Symphonic Prelude: Polonia, Op.74
Mieczyslaw Karłowicz
Eternal Songs, Op.10
Violin Concerto in A, Op.8
Symphony No.4 in D minor, Op.120 [original 1841 version]

Charles Siem (violin)

The Symphony Orchestra of The Podlasie Opera and Philharmonic in Białystok
Marcin Nałeçz–Niesiołowski

Reviewed by: Bob Briggs

Reviewed: 11 December, 2009
Venue: Cadogan Hall, London

As the Polish National Radio Symphony Orchestra did recently in a Cadogan Hall concert, a piece by Elgar opened the programme, then it was In the South, this time Polonia was chosen, Elgar’s response to the First War effort, more a rhapsody on folk themes than a symphonic prelude – indeed, there’s nothing symphonic about it. This was a good performance, the bassoonists enjoying themselves.

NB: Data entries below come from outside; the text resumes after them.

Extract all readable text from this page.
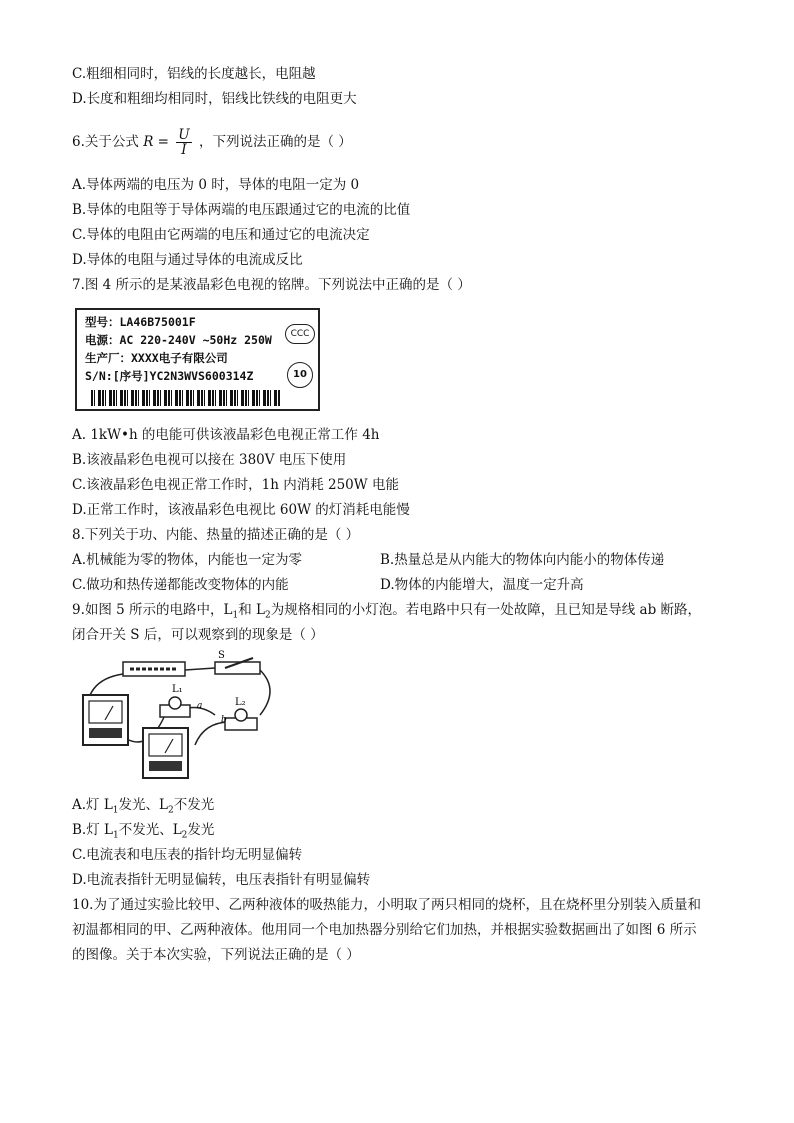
C.粗细相同时，铝线的长度越长，电阻越
D.长度和粗细均相同时，铝线比铁线的电阻更大
6.关于公式 $R = \frac{U}{I}$ ，下列说法正确的是（ ）
A.导体两端的电压为 0 时，导体的电阻一定为 0
B.导体的电阻等于导体两端的电压跟通过它的电流的比值
C.导体的电阻由它两端的电压和通过它的电流决定
D.导体的电阻与通过导体的电流成反比
7.图 4 所示的是某液晶彩色电视的铭牌。下列说法中正确的是（ ）
型号：LA46B75001F
电源：AC 220-240V ~50Hz 250W
生产厂：XXXX电子有限公司
S/N:[序号]YC2N3WVS600314Z
CCC
10
A. 1kW•h 的电能可供该液晶彩色电视正常工作 4h
B.该液晶彩色电视可以接在 380V 电压下使用
C.该液晶彩色电视正常工作时，1h 内消耗 250W 电能
D.正常工作时，该液晶彩色电视比 60W 的灯消耗电能慢
8.下列关于功、内能、热量的描述正确的是（ ）
A.机械能为零的物体，内能也一定为零	B.热量总是从内能大的物体向内能小的物体传递
C.做功和热传递都能改变物体的内能	D.物体的内能增大，温度一定升高
9.如图 5 所示的电路中，$L_1$和 $L_2$为规格相同的小灯泡。若电路中只有一处故障，且已知是导线 ab 断路，
闭合开关 S 后，可以观察到的现象是（ ）
S
L₁
a	L₂
b
A.灯 $L_1$发光、$L_2$不发光
B.灯 $L_1$不发光、$L_2$发光
C.电流表和电压表的指针均无明显偏转
D.电流表指针无明显偏转，电压表指针有明显偏转
10.为了通过实验比较甲、乙两种液体的吸热能力，小明取了两只相同的烧杯，且在烧杯里分别装入质量和
初温都相同的甲、乙两种液体。他用同一个电加热器分别给它们加热，并根据实验数据画出了如图 6 所示
的图像。关于本次实验，下列说法正确的是（ ）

Mieczyslaw Karłowicz was one of the rising stars of Polish music when he died in an avalanche, aged 33. There are a mere handful of works, only 14 opus numbers to his complete output, which was represented on Muza LPs and now on Chandos CDs yet the time is still to come for him to be fully accepted into the fold. On the strength of these two performances it can’t be far away. Eternal Songs (1906) is a three-movement work, written in the shadow of Scriabin, with rich orchestration, big tunes and a slight impressionistic tinge; strong, colourful and interesting stuff.

Although written a couple of years earlier, the Violin Concerto seems much more like an apprentice work. Charles Siem obviously believes in the piece and he revelled in it, throwing off the difficulties with aplomb. Marcin Nałeçz–Niesiołowski and his orchestra were perfectly at home and treated the music like an old friend, never allowing the biggest climaxes to degenerate into noise, nor to overpower the soloist.

Schumann’s Fourth Symphony, in its original version, brought the evening to an exciting and very satisfactory conclusion. Perhaps, on occasion, Nałeçz–Niesiołowski chose over-fast tempos but the orchestra had no problems and brought off his interpretation with aplomb, the finale was especially thrilling.

As an encore was an excerpt from Stanisław Moniuszko’s opera “Halka” (1847/1858), a fitting conclusion to an excellent concert.